What Agent Executor Is and Why It Matters Now
Google’s Agent Executor is an open-source runtime standard that manages execution, resumption, and distributed deployment for long-running AI agents, giving enterprises a common platform to run complex, tool-using workflows reliably in production across different frameworks and infrastructure environments. It targets production AI agents that may run for hours or days, survive outages, and pause for human-in-the-loop checks. This speaks directly to the reality that many organisations are moving beyond demos to live AI agent deployment. LangChain’s 2026 State of Agent Engineering report found that 57.3% of surveyed respondents already have agents in production, while 30.4% are actively building them with deployment in mind. By standardising the Agent Executor runtime, Google is aiming to remove some of the plumbing work that currently fragments agent stacks and slows enterprise rollouts.
Durable execution: from outages to trajectory branching
The Agent Executor runtime focuses on durable execution for production AI agents, solving problems that appear once agents leave the lab. It uses an event log and snapshotting so workflows can resume after outages, client disconnects, or deliberate pauses for human confirmation, which is essential when agents act on sensitive business processes. Connection recovery allows clients to reconnect to long-running workflows and continue from the last seen sequence instead of restarting. For experimentation, the system introduces trajectory branching: developers can create checkpoints in an agent’s workflow and branch from those points while keeping full context and state. This makes it easier to test alternative strategies, tools, or prompts without rebuilding a scenario from scratch. Together, these features make the Agent Executor runtime a more reliable backbone for AI agent deployment where uptime, auditability, and reproducibility matter.
Security, sandboxing, and shared state for enterprise risk control
Enterprises worry about untrusted code, multi-tenant data, and state conflicts when agents call many tools. Agent Executor addresses these concerns by combining sandboxed components with disciplined state management. Google’s GKE documentation describes Agent Sandbox as a secure isolation layer for AI agent runtimes running untrusted, LLM-generated code. It supports kernel-level isolation via GKE Sandbox and can also work with Kata Containers, and it starts from a default-deny network posture that blocks sandboxed code from unauthorised internal networks or the GKE control plane. On the state side, Agent Executor applies a single-writer architecture for shared session state, which reduces conflicting updates when different services in a distributed workflow attempt to modify the same session. This combination of sandboxing and controlled state evolution helps enterprises deploy production AI agents without opening broad new attack surfaces.
Interoperability and open-source AI infrastructure strategy
Agent Executor is intentionally agent-harness agnostic and designed to fit into existing agent stacks instead of replacing them. It can run Google-built agents such as Deep Research, connect to deployment models including Google Antigravity and Managed Agents in the Gemini API, and orchestrate agents built with LangChain, LangGraph, or Google’s Agent Development Kit. Support for the Agent2Agent Protocol lets it work across different agent frameworks and deployment environments, which is key when enterprises mix tools from multiple vendors. Equally important, Agent Executor can be deployed on self-managed infrastructure so organisations can keep proprietary workflows and data within their own compute and sandbox boundaries. By making this open-source AI infrastructure layer available broadly, Google positions itself as a central runtime provider in the emerging agentic AI ecosystem rather than tying enterprises to a single proprietary platform.
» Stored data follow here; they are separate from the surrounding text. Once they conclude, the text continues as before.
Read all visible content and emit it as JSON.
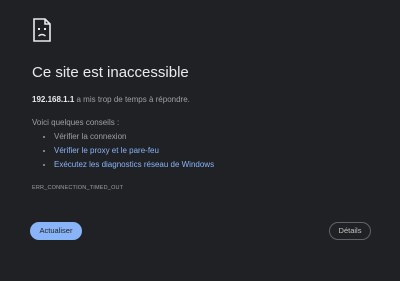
{
  "icon": "sad-page-icon",
  "title": "Ce site est inaccessible",
  "lead": {
    "host": "192.168.1.1",
    "message": " a mis trop de temps à répondre."
  },
  "tips_label": "Voici quelques conseils :",
  "tips": [
    {
      "label": "Vérifier la connexion",
      "is_link": false
    },
    {
      "label": "Vérifier le proxy et le pare-feu",
      "is_link": true
    },
    {
      "label": "Exécutez les diagnostics réseau de Windows",
      "is_link": true
    }
  ],
  "error_code": "ERR_CONNECTION_TIMED_OUT",
  "buttons": {
    "reload_label": "Actualiser",
    "details_label": "Détails"
  },
  "colors": {
    "background": "#202124",
    "title": "#e8eaed",
    "body_text": "#9aa0a6",
    "link": "#8ab4f8",
    "primary_button": "#8ab4f8"
  }
}
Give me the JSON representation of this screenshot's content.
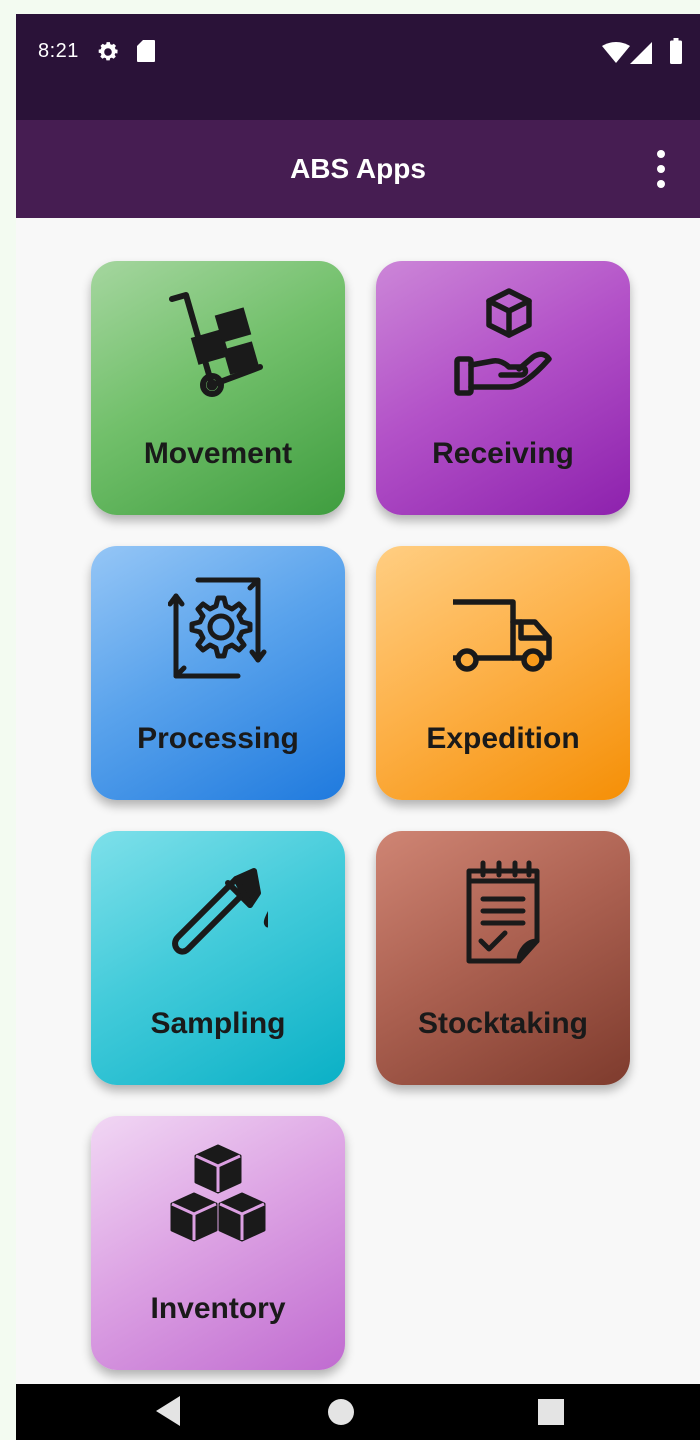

Agent Substrate: a Kubernetes layer tuned for agent workloads
Alongside Agent Executor, Google announced Agent Substrate, an open-source project that adds an agent-focused layer on top of Kubernetes for large-scale AI agent deployment. Standard Kubernetes is tuned for thousands of long-running services, but agent workloads often involve short, intense bursts of activity followed by longer idle periods and millions of short tool calls. Agent Substrate responds by moving agents onto and off ready compute capacity in real time with a smaller control plane shaped for this pattern. GKE Agent Sandbox integrates with Pod Snapshots so idle agents can be suspended and resumed within seconds, improving infrastructure efficiency. According to Google, GKE Agent Sandbox’s warm pool can allocate 300 sandboxes per second per cluster, with 90% of allocations completing in 200 milliseconds. For enterprises, this pairing of Agent Executor and Agent Substrate points toward a standard, elastic substrate for running agentic AI at scale.